I haven't done a full play through in quite a while. I'm pretty much just waiting for you guys to call the game done to go through it all again and actually read the content. Every time I try to pick it up (which is like maybe every 4 months) I'm just amazed at how much random content and branching storylines there are. It's too much lol. One thing I also hate personally is the dice rolling stat aspect of choices. Like.. If I'm going for a certain choice I'm just gonna save right before I make the choice anyway. It's just a hassle to make me jump through that hoop to make the choice I want to make.
When i first played the game years ago I thought the map exploration was cool. Now I just see it as another cumbersome aspect as well. I love the game overall and the world that was built, but if you guys are looking to trim the fat then.. these are my thoughts.
I'm in a similar boat. I'd probably played through the game at least a couple dozen times in the past. But it has been a good while since I last played (I'm too lazy to look up how long but it was around the start of the goblin arc). But now I'm content to wait for it to finish, while lightly keeping abreast of the development and discussions.
For the random mechanic, I'm kind of two minds on it. When I have a low or medium skill in something I don't really care if I fail. Like I tried, but I knew there was a decent chance of failure. But when I have a high skill, failing a check feels extra shitty. Like this is THE thing that my character is good at, wtf!? So I'll almost always save scrum those failures.
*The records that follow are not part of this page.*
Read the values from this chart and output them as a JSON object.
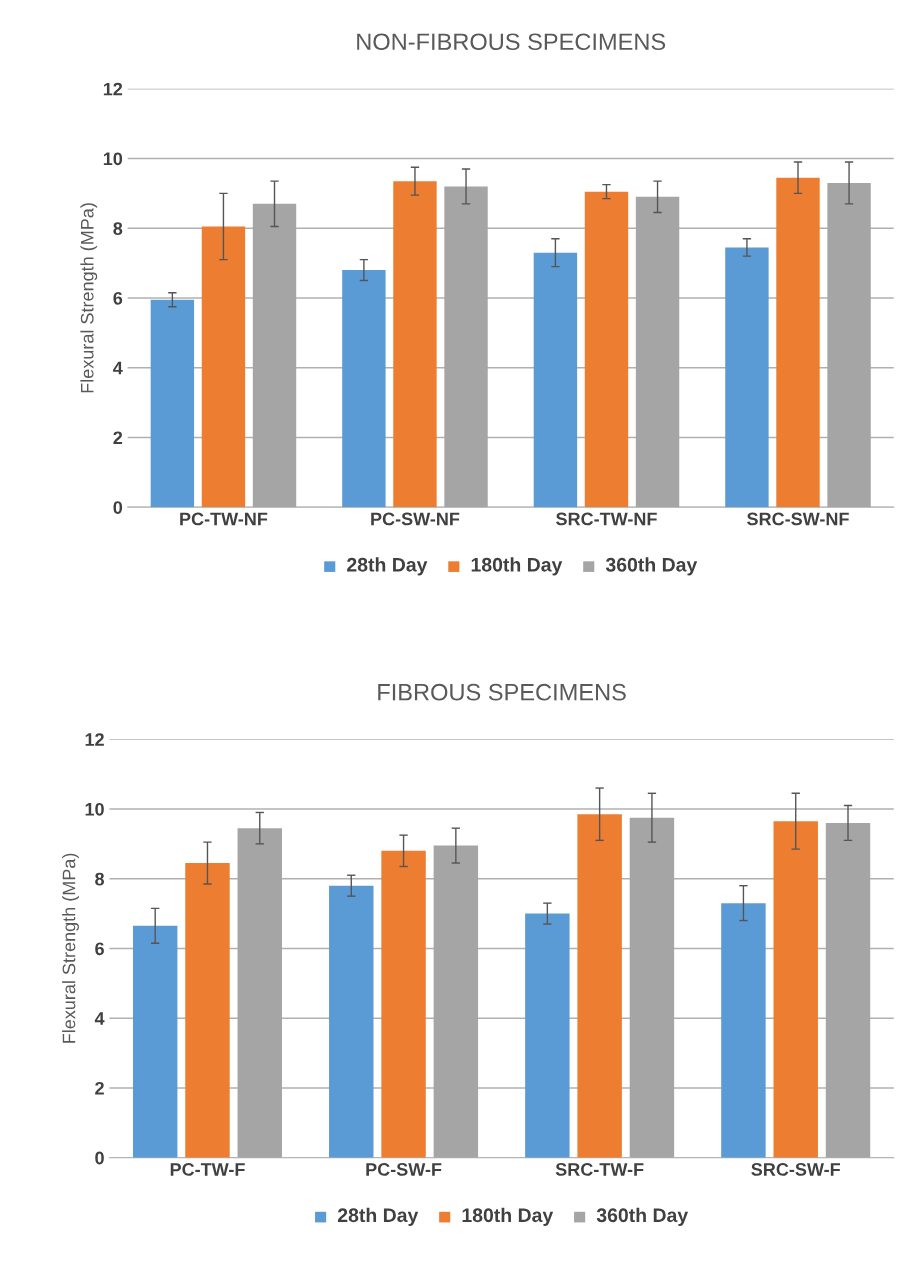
{
  "chart_data": [
    {
      "type": "bar",
      "title": "NON-FIBROUS SPECIMENS",
      "ylabel": "Flexural Strength (MPa)",
      "categories": [
        "PC-TW-NF",
        "PC-SW-NF",
        "SRC-TW-NF",
        "SRC-SW-NF"
      ],
      "ylim": [
        0,
        12
      ],
      "yticks": [
        0,
        2,
        4,
        6,
        8,
        10,
        12
      ],
      "grid": "y",
      "legend": "bottom",
      "series": [
        {
          "name": "28th Day",
          "color": "#5b9bd5",
          "values": [
            5.95,
            6.8,
            7.3,
            7.45
          ],
          "errors": [
            0.2,
            0.3,
            0.4,
            0.25
          ]
        },
        {
          "name": "180th Day",
          "color": "#ed7d31",
          "values": [
            8.05,
            9.35,
            9.05,
            9.45
          ],
          "errors": [
            0.95,
            0.4,
            0.2,
            0.45
          ]
        },
        {
          "name": "360th Day",
          "color": "#a5a5a5",
          "values": [
            8.7,
            9.2,
            8.9,
            9.3
          ],
          "errors": [
            0.65,
            0.5,
            0.45,
            0.6
          ]
        }
      ]
    },
    {
      "type": "bar",
      "title": "FIBROUS SPECIMENS",
      "ylabel": "Flexural Strength (MPa)",
      "categories": [
        "PC-TW-F",
        "PC-SW-F",
        "SRC-TW-F",
        "SRC-SW-F"
      ],
      "ylim": [
        0,
        12
      ],
      "yticks": [
        0,
        2,
        4,
        6,
        8,
        10,
        12
      ],
      "grid": "y",
      "legend": "bottom",
      "series": [
        {
          "name": "28th Day",
          "color": "#5b9bd5",
          "values": [
            6.65,
            7.8,
            7.0,
            7.3
          ],
          "errors": [
            0.5,
            0.3,
            0.3,
            0.5
          ]
        },
        {
          "name": "180th Day",
          "color": "#ed7d31",
          "values": [
            8.45,
            8.8,
            9.85,
            9.65
          ],
          "errors": [
            0.6,
            0.45,
            0.75,
            0.8
          ]
        },
        {
          "name": "360th Day",
          "color": "#a5a5a5",
          "values": [
            9.45,
            8.95,
            9.75,
            9.6
          ],
          "errors": [
            0.45,
            0.5,
            0.7,
            0.5
          ]
        }
      ]
    }
  ]
}
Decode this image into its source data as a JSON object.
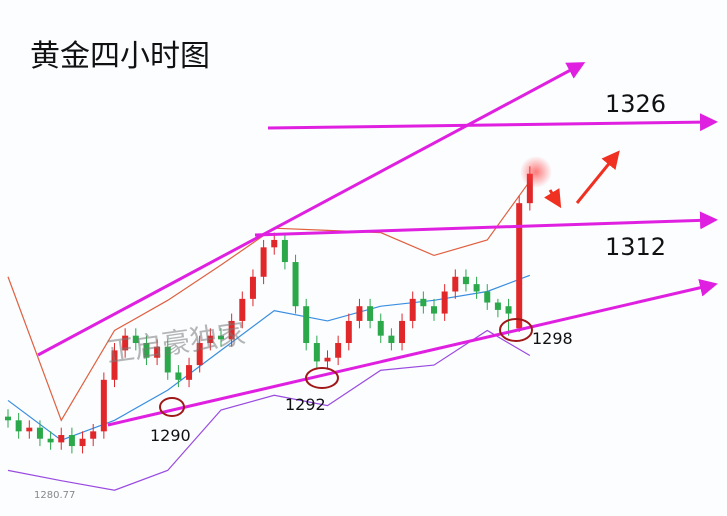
{
  "chart_data": {
    "type": "candlestick",
    "title": "黄金四小时图",
    "watermark": "正启豪独家",
    "annotations": {
      "level_1326": "1326",
      "level_1312": "1312",
      "low_1298": "1298",
      "low_1292": "1292",
      "low_1290": "1290",
      "axis_low": "1280.77"
    },
    "up_color": "#e0282a",
    "down_color": "#2aa84a",
    "ylim": [
      1272.5,
      1342.6
    ],
    "open": [
      1286,
      1285.5,
      1284,
      1284.5,
      1283,
      1282.5,
      1283.5,
      1282,
      1283,
      1284,
      1291,
      1295,
      1297,
      1296,
      1294,
      1295.5,
      1292,
      1291,
      1293,
      1296,
      1297,
      1296.5,
      1299,
      1302,
      1305,
      1309,
      1310,
      1307,
      1301,
      1296,
      1293.5,
      1294,
      1296,
      1299,
      1301,
      1299,
      1297,
      1296,
      1299,
      1302,
      1301,
      1300,
      1303,
      1305,
      1304,
      1303,
      1301.5,
      1301,
      1298,
      1315
    ],
    "high": [
      1287,
      1286.5,
      1285.5,
      1285.5,
      1284,
      1284.5,
      1284.5,
      1284,
      1285,
      1292,
      1296,
      1298,
      1298,
      1297,
      1296.5,
      1296.5,
      1293,
      1294,
      1297,
      1298,
      1298,
      1300,
      1303,
      1306,
      1310,
      1311,
      1311,
      1308,
      1302,
      1297,
      1295,
      1297,
      1300,
      1302,
      1302,
      1300,
      1298,
      1300,
      1303,
      1303,
      1302,
      1304,
      1306,
      1306,
      1305,
      1304,
      1302,
      1302,
      1316,
      1320
    ],
    "low": [
      1284.5,
      1283,
      1283,
      1282,
      1281.5,
      1281.5,
      1281,
      1281,
      1282,
      1283,
      1290,
      1294,
      1295,
      1293,
      1293,
      1291,
      1290,
      1290,
      1292,
      1295,
      1295.5,
      1295.5,
      1298,
      1301,
      1304,
      1308,
      1306,
      1300,
      1295,
      1292.5,
      1292.5,
      1293,
      1295,
      1298,
      1298,
      1296,
      1295,
      1295,
      1298,
      1300,
      1299,
      1299,
      1302,
      1303,
      1302,
      1300.5,
      1299.5,
      1297,
      1297.5,
      1314
    ],
    "close": [
      1285.5,
      1284,
      1284.5,
      1283,
      1282.5,
      1283.5,
      1282,
      1283,
      1284,
      1291,
      1295,
      1297,
      1296,
      1294,
      1295.5,
      1292,
      1291,
      1293,
      1296,
      1297,
      1296.5,
      1299,
      1302,
      1305,
      1309,
      1310,
      1307,
      1301,
      1296,
      1293.5,
      1294,
      1296,
      1299,
      1301,
      1299,
      1297,
      1296,
      1299,
      1302,
      1301,
      1300,
      1303,
      1305,
      1304,
      1303,
      1301.5,
      1300.5,
      1300,
      1315,
      1319
    ],
    "band_x": [
      0,
      5,
      10,
      15,
      20,
      25,
      30,
      35,
      40,
      45,
      49
    ],
    "series": [
      {
        "color": "#e06040",
        "values": [
          1305,
          1285.5,
          1297.7,
          1301.8,
          1306.6,
          1311.6,
          1311.3,
          1311,
          1307.9,
          1310,
          1318
        ]
      },
      {
        "color": "#3a8ee0",
        "values": [
          1288.2,
          1282.8,
          1285.5,
          1289.6,
          1295,
          1300.4,
          1299,
          1301,
          1301.8,
          1303,
          1305.2
        ]
      },
      {
        "color": "#9a4ae0",
        "values": [
          1278.7,
          1277.3,
          1276,
          1278.7,
          1286.9,
          1288.9,
          1287.5,
          1292.3,
          1293,
          1297.7,
          1294.3
        ]
      }
    ]
  }
}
I remember reading a post mortum on XCOM. In XCOM they show you the percentage chance of an attack succeeding. But they said that during play testing they regularly received complaints about the displayed percentages being wrong. So the devs looked into it and they found that it was working properly, yet they still received complaints about it. What they came to realize was that it was the player's perception that was off. If the game said you had an 85% chance to hit, then the character would hit 85% of the time, but it didn't FEEL like 85% of the time to the players. So what the Devs did is they just had the game lie to the player, so if the game said you had a 85% chance you would actually have something like a 95% chance. And just like that the complaints disapeared, now it
felt right.
I'm not saying that I think this game should do the same or anything. But randomness does have a risk of leaving players feeling cheated when they fail what "should have been a sure thing." Personally in story based games I'm more of a fan of threshhold checks. As in if you meet or pass the threashold number you pass the check and if you are under the threshold number you fail. It saves you from feeling like you got screwed over by a bad roll, and removes the temptation to waste time save scrumming till you pass.
But it is probably too late to change the central resolution mechanic of the game at this point. Though I wouldn't mind if they at least made how excactly the mechanic works a more tranparent to the player.